Floriana knew now that those five years of waiting had not been in vain. Nothing could keep them apart, because the superior forces of Fate would always draw them back together again, as inevitably as the pull of gravity. It no longer mattered that she hadn’t been invited to the party, because Dante had sought her out in the one place he knew where to find her.
They ambled slowly up the track, hand in hand, closing the gap that those five years had opened. Then they sat on the rocks overlooking the ocean, and the moon lit a path across the water all the way to Heaven. Floriana thought the night had never been more beautiful. The stars were clearer than ever before, twinkling like shiny new memories, and the breeze was warm and sweet with the scent of pine.
“I didn’t expect to find a woman at the wall,” Dante confessed, sweeping his eyes over her features.
“What did you think, after five years?”
“That you’d be the same little girl lost, with knotted hair and big, frightened eyes.”
“I was never frightened.” She laughed, nudging him playfully.
“Yes, you were. You just knew how to hide it.”
She shrugged. “I can’t allow myself the luxury of fear, Dante.”
He put his arm around her, drawing her against him. “I’ll never forget the first time I saw you at the gates. You were like a little prisoner, all grubby and disheveled, gazing through the bars at freedom. I’d taken the gardens for granted until I saw them through your eyes. Everything touched you, and you gazed in wonder at the simplest, most overlooked things, like the birds in the trees, or the water whooshing out of the fountain. And now, you’re a young woman, a beautiful young woman, but inside you’re still the same little girl lost, and I want to take care of you.”
He took her face in his hand. He had spent the last five years adrift, not knowing the reason for his disquiet, like a sailor so busy navigating the sea that he cannot hear the small voice calling him home. Looking into her eyes, he knew that voice had been Floriana’s all along, and that now he was with her, he was home where he belonged.
Slowly, he bent his head and brushed her lips with his. She closed her eyes and shut out the world, her senses aware only of the warm sensation of his mouth parting her lips and kissing her deeply. Every nerve tingled with the novelty of his touch and the naked intimacy of his kiss, and she gave herself to him joyfully. Dante wrapped his arms around her and held her fiercely, determined to cherish and love her as no one else had ever done.

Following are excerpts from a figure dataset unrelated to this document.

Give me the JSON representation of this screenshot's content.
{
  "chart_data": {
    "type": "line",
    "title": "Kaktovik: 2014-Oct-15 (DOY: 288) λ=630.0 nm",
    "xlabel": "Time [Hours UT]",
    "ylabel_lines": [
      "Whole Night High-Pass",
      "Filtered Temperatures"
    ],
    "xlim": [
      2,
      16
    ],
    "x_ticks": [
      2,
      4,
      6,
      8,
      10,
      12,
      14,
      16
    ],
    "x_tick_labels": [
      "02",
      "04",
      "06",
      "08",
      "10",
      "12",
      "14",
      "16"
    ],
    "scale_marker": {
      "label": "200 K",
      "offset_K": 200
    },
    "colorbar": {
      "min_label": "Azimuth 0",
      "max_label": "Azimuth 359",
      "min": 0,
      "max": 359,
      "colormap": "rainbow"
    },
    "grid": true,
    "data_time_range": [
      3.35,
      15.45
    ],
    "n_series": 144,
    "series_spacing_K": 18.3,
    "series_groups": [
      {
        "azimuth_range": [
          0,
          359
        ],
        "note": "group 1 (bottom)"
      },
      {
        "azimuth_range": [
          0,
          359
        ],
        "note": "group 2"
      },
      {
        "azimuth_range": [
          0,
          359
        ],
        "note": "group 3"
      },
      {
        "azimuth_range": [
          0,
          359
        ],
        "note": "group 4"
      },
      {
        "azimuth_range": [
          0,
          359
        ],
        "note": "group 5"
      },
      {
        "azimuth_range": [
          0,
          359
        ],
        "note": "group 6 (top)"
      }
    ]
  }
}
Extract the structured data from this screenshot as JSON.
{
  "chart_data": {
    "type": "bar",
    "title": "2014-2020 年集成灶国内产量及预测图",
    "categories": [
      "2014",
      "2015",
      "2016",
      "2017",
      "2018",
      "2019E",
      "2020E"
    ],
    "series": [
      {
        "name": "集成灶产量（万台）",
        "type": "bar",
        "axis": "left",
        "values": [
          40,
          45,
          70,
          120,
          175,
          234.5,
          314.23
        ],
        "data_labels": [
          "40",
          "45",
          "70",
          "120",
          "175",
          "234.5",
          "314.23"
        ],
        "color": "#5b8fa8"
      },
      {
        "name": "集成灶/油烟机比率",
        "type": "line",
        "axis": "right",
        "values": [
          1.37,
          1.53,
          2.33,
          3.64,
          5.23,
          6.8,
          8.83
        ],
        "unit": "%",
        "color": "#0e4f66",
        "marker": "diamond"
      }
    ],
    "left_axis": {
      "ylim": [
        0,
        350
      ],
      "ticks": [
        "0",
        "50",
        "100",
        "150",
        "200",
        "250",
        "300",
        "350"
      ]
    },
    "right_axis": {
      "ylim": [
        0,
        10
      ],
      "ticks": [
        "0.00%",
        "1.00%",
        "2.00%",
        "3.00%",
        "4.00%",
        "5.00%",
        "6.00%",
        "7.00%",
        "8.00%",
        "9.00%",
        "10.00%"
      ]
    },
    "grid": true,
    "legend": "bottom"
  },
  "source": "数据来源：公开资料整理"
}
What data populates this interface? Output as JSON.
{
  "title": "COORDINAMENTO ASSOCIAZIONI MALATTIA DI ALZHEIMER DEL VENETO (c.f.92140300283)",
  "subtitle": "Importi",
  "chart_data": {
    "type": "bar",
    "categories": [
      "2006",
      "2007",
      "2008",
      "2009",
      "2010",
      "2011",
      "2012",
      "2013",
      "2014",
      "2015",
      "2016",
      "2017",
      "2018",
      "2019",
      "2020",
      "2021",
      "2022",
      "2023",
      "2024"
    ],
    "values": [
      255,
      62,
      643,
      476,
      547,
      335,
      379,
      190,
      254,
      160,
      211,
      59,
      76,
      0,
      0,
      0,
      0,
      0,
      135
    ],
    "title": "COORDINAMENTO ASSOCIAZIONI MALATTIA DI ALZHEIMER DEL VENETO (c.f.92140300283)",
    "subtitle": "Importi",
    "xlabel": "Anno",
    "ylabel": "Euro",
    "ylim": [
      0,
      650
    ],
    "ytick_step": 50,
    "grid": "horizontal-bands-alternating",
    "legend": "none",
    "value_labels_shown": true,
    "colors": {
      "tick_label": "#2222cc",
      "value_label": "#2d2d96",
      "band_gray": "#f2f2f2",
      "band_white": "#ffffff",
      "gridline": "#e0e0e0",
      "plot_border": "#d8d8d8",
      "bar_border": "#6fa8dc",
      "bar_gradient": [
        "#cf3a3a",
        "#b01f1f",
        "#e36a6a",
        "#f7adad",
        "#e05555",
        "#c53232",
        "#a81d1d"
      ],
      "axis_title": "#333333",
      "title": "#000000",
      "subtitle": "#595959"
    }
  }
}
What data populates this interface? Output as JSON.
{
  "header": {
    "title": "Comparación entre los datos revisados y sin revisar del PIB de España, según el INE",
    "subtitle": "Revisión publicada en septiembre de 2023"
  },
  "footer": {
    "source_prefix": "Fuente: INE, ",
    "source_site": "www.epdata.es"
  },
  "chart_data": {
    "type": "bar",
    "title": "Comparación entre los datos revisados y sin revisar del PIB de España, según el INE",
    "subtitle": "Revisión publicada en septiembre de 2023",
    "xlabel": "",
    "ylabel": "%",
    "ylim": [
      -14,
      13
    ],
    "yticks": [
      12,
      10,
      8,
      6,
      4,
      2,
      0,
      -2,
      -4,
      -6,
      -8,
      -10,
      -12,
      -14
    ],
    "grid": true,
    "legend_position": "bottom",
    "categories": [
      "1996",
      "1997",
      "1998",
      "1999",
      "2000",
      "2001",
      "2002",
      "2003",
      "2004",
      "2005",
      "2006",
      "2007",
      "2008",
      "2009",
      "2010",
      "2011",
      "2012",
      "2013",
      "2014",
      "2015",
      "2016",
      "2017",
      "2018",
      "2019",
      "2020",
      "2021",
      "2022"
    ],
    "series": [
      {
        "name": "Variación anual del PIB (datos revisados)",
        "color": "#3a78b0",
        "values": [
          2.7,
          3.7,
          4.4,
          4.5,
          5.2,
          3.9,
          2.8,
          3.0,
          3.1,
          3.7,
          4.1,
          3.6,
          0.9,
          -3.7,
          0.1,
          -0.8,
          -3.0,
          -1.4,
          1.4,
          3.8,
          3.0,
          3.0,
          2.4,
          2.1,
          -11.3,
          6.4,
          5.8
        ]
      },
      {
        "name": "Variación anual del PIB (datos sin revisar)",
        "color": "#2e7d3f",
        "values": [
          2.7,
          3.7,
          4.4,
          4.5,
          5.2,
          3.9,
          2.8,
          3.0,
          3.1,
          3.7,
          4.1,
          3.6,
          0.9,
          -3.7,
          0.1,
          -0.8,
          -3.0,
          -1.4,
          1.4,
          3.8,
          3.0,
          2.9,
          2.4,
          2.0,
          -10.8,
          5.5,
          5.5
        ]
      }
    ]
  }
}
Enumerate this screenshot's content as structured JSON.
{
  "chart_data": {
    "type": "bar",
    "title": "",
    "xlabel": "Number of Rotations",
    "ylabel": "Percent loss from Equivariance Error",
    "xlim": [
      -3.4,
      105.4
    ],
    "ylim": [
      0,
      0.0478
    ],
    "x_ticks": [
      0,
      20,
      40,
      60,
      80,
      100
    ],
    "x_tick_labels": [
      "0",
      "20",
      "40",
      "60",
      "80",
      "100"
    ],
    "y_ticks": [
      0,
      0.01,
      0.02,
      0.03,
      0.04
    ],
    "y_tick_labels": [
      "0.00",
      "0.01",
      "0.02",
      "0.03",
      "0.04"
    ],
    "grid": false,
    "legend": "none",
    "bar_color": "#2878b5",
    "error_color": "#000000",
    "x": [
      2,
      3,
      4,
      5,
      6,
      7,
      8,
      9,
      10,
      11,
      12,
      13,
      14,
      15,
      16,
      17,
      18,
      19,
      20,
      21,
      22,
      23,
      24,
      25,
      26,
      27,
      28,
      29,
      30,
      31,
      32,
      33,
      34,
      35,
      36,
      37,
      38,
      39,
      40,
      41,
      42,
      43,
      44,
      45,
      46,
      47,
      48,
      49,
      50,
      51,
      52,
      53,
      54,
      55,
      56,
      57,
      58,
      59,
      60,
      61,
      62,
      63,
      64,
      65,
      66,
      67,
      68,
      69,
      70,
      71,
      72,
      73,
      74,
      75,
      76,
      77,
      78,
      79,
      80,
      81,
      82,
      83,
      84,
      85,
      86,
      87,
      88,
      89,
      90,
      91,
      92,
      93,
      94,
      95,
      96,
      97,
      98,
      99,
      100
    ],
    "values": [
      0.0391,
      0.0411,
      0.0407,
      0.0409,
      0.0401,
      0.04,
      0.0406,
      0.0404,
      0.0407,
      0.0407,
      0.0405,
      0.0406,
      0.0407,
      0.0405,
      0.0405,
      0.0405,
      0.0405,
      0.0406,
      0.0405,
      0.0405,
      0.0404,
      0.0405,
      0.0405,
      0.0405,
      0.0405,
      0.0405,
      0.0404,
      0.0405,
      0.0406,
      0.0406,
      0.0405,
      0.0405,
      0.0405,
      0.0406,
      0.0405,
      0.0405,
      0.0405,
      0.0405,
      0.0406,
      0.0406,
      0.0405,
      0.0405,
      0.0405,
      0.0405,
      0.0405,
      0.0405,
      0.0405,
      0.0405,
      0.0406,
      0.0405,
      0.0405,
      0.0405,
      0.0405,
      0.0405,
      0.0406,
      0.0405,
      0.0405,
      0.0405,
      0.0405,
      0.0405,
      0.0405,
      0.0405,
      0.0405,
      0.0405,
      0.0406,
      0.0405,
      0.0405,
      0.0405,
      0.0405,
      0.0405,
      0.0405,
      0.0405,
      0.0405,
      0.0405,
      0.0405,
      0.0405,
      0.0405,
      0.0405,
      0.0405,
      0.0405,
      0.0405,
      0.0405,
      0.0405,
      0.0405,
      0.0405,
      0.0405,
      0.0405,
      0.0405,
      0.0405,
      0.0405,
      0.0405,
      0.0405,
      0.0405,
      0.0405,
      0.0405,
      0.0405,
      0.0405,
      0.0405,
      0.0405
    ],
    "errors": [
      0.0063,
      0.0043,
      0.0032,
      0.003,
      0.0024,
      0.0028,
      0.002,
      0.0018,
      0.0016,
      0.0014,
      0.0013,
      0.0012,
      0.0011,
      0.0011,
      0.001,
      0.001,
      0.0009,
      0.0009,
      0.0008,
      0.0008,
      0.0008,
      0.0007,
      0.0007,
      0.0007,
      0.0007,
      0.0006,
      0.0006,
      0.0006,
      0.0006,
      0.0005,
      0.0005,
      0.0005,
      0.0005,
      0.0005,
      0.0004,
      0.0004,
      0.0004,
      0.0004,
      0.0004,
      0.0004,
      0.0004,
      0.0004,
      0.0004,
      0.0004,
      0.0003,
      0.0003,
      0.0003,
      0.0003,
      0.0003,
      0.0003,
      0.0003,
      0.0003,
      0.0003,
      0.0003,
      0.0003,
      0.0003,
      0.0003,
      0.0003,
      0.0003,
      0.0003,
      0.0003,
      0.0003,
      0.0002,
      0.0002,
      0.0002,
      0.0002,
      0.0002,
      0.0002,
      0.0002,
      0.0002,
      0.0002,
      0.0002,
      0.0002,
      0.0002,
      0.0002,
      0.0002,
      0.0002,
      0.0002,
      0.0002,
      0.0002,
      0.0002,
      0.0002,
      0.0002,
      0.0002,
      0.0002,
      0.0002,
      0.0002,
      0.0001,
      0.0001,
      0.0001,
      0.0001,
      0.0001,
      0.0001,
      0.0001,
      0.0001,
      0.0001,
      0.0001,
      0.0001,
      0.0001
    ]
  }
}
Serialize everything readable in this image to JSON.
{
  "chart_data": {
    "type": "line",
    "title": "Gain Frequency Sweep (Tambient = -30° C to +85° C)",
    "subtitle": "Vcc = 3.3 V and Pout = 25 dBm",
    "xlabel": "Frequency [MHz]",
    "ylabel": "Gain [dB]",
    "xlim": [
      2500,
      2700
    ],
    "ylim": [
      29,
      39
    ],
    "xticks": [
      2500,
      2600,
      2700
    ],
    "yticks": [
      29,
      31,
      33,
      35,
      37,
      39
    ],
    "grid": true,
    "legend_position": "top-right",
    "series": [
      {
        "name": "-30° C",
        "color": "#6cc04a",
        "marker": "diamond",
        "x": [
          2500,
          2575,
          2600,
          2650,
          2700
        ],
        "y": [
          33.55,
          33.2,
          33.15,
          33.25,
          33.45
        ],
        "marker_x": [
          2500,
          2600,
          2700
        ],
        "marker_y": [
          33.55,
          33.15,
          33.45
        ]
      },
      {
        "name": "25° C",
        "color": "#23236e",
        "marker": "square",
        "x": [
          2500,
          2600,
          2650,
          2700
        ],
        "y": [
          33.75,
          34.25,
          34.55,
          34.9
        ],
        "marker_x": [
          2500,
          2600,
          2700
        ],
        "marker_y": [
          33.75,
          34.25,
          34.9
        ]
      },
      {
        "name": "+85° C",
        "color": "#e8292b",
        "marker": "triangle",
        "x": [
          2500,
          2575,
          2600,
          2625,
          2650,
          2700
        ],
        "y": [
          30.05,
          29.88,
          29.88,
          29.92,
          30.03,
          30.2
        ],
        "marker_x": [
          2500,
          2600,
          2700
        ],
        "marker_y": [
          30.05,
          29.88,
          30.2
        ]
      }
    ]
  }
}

The countess was disappointed that Dante had dismissed them so swiftly. She had hoped that he and Costanza would have more to talk about. But he had mentioned Floriana, and from that moment on, an air of distraction had blown him out of their reach. Her one consolation was the sight of her daughter and Giovanna sitting by the fountain, heads close together as they giggled and shared secrets. That was a friendship time would only make stronger. If her daughter didn’t manage to win the heart of Dante, she would win the heart of another like him, for with Giovanna she would be sure to meet the very best society had to offer.
The count looked at his watch and saw that it was past two o’clock, time to gather his family together and go home. The countess was ready to leave. She had talked to everyone she felt might be useful to her and made some important new friends.
Costanza was not ready to go. She had just been invited to dance by a shy young man with thick brown hair and glasses, and had drunk enough champagne to give herself the confidence to accept. Reluctantly, she followed her parents to the front of the villa where their car waited on the gravel, the young chauffeur fast asleep in his seat. They weren’t the only ones leaving. Most of the adults were sweeping off in their big, shiny motors, leaving the young to dance until sunrise.